The second strategy involves the recognition that there’s nowhere to go and nothing to get. Everything is perfect exactly the way it is. You’re exactly where you’re supposed to be. If you wholeheartedly accept that possibility, a big relax can happen. And from this relaxation, an openness and receptivity to what is appears. From this openness, with no effort, you find yourself in the place you thought you had to work so hard to get to. Freedom: It was here all the time.
Many people choose the hard-work-and-struggle strategy. And if you’re one of them, all I can say is, good luck.”
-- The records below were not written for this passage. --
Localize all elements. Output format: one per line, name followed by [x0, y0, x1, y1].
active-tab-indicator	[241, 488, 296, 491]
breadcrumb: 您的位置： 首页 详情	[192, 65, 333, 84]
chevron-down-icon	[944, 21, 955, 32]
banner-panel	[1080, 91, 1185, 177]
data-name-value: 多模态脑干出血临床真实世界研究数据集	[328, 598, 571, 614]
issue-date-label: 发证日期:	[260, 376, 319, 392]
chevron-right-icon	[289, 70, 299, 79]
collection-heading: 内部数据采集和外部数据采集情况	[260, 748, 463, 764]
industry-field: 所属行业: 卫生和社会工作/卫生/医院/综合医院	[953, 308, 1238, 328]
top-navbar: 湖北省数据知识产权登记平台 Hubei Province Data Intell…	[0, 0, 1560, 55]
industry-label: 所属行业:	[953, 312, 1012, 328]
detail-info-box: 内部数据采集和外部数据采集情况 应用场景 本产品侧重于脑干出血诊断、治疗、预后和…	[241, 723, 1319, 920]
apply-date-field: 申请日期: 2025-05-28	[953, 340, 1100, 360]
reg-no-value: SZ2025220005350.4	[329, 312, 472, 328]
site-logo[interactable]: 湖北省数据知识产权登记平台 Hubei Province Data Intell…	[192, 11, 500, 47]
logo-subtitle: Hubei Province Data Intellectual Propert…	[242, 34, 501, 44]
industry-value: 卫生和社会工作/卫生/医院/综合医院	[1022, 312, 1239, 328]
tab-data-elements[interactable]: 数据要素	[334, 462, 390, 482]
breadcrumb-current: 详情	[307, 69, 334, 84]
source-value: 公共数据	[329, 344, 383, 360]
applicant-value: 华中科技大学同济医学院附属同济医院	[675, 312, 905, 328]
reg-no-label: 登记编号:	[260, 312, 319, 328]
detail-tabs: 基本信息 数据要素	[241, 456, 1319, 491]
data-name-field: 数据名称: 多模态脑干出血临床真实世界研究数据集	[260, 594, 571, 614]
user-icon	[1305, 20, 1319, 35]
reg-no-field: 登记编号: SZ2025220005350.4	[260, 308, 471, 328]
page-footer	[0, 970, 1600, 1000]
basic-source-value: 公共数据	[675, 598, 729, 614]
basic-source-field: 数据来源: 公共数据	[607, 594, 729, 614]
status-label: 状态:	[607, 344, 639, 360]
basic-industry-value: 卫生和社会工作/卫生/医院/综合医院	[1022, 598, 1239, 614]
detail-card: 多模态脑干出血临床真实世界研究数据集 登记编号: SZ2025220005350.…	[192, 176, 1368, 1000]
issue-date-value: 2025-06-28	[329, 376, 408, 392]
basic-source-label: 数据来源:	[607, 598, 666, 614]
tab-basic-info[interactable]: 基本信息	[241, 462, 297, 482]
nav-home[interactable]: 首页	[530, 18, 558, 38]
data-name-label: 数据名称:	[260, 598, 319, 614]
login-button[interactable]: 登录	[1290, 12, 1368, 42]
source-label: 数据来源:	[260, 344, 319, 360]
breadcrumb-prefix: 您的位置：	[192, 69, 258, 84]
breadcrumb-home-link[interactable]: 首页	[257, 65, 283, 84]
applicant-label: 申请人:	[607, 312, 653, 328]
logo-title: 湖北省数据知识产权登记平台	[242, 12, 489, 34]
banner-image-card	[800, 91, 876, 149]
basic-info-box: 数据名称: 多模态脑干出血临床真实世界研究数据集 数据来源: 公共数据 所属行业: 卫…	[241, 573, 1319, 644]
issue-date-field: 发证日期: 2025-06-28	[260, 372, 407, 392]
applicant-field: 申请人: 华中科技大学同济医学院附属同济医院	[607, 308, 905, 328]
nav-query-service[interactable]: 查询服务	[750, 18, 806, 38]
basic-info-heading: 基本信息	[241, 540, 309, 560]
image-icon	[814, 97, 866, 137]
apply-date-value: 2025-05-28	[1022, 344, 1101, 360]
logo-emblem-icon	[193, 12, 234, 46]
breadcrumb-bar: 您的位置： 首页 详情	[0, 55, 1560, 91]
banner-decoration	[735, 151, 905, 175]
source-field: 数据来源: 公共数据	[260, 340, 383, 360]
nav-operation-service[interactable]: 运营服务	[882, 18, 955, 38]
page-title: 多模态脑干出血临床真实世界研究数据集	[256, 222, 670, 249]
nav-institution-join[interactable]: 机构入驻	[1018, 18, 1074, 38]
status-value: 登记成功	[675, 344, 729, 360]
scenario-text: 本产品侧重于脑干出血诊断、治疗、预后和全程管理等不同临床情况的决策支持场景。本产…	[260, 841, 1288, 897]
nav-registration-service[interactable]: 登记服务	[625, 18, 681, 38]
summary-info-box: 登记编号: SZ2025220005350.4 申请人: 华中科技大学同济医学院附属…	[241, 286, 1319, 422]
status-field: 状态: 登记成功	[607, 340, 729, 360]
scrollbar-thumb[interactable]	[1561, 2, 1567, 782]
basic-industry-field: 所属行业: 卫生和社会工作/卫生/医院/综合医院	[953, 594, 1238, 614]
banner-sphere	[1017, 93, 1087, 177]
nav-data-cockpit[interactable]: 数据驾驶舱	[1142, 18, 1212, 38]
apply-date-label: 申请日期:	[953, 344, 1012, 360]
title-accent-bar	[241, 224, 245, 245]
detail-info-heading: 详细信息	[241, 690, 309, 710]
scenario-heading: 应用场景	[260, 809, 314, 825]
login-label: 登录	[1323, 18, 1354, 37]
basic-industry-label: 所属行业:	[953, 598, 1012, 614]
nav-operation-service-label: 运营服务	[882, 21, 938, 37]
~ from “Happy Yoga” by Steve Ross
Lately, I’ve been confined by the first strategy mentioned above. The hard-work-and-struggle. I’ve been stressed and unhappy and very rarely able to truly relax. I never feel as if I am good enough. I want to do more, have more, and be more.
What a sad way to live.
While I advocate the importance of dreaming dreams and following those dreams, I’d like to remind myself and my friends that we must not get too caught up in our dreams for the future. Otherwise we risk sacrificing our happiness in the present moment.
The best dream is the one that embodies my life today. Once upon a time, I dreamt of a loving relationship and children and now, this is what I have. Why do I focus on the dreams I have yet to achieve? It would be better if I could simply file away those dreams for the future and let them come true on their own. It’s happened before. Like when I fell in love with my husband. I wasn’t searching, I just stumbled upon him.
In letting go, we let things happen.
From now on, I choose the second strategy. I choose to recognize that I am exactly where I am supposed to be.
A devoted mother and stepmother.
An adoring wife.
A struggling entrepreneur.
An aspiring writer.
A loving friend, daughter, and sister.
A healthy woman striving to raise a healthy family.
Exactly who I am supposed to be right now. At this age. On this day. At this moment in time.
Can you relate to one or both of these strategies toward freedom? Do you accept that you are where you are supposed to be right now?